Sometimes all it takes is a bit of time between visits to a given location to realize that ALS has progressed. You get to see what you could do last time, versus what you can do this time. If the span of time is sufficient, the changes will be just enough to make you go "oh crap", but, with any luck, not enough to stop you in your tracks.
Right now I am in Victoria, at the Harbour Towers Hotel, in Room 415. This is the third, or perhaps fourth, time I have stayed in this room; once on a road trip with Mike, once on a solo visit to see Mary, Albert and the kids, once on a road trip with David, and now again on a solo visit to see Mary and family. The last time I was here was in August of last year, the 28th to be exact. David and I shared this room, and Dion crashed in with us for a night.
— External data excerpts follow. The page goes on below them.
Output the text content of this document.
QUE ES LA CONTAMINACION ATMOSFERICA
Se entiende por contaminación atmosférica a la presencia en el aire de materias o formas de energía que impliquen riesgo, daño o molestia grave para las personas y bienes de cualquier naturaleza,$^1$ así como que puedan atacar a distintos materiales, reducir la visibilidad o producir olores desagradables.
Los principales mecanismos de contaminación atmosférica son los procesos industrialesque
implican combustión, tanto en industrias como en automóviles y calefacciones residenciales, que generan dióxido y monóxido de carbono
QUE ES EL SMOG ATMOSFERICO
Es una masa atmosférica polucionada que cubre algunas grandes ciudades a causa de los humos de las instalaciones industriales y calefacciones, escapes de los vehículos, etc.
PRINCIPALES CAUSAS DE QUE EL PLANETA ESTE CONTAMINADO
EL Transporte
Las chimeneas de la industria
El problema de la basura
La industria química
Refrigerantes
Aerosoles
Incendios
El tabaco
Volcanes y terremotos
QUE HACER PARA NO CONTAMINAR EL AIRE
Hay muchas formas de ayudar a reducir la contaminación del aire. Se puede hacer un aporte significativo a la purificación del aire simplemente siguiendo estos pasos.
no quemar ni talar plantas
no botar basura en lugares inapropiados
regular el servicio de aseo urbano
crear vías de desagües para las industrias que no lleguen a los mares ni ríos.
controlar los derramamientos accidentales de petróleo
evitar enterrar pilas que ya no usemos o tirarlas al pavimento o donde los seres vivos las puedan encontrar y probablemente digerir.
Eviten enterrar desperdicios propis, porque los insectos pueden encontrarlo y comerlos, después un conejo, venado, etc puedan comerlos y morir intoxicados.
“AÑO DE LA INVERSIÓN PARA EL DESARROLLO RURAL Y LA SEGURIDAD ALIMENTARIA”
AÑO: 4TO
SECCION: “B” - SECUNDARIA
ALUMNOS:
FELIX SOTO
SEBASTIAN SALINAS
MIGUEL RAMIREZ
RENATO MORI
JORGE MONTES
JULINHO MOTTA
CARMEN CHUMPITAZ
Last year I was just fine in the room. I didn't need the M-rail. The carpet on the floors was relatively easy, the shower was just fine. This year the story is a bit different. When I first got into the room, I looked at the bed and thought to myself "No problem." After all, I did it just last August. Then, when it came time to get into bed, I was faced with the sobering reality that I could not make the lift. I ended up calling one of the hotel staff to ask if he could get my M-rail. Once the rail was in place, I made it into bed, with only some slight problems.
Then there is the roll in shower. It's a small shower, about 3 foot square, with a seat, a wand, and a shower head. The control switch for the wand/shower head is up on the shower head itself. Fortunately I can still reach it. On the other hand the positioning in this small shower area along with t the transfer to the bench represented a significant challenge today. I did it; I don't want to do it again.
These changes, along with a couple of others, demonstrate clearly to me that, in spite of "looking great", my ALS is progressing. I am getting weaker. Things are becoming more difficult. That's just the way it is. I'm not angry about it. These changes are expected; ALS is a progressive disease. All I need to do is be sure I have the tools and help in order to keep going. I can do that.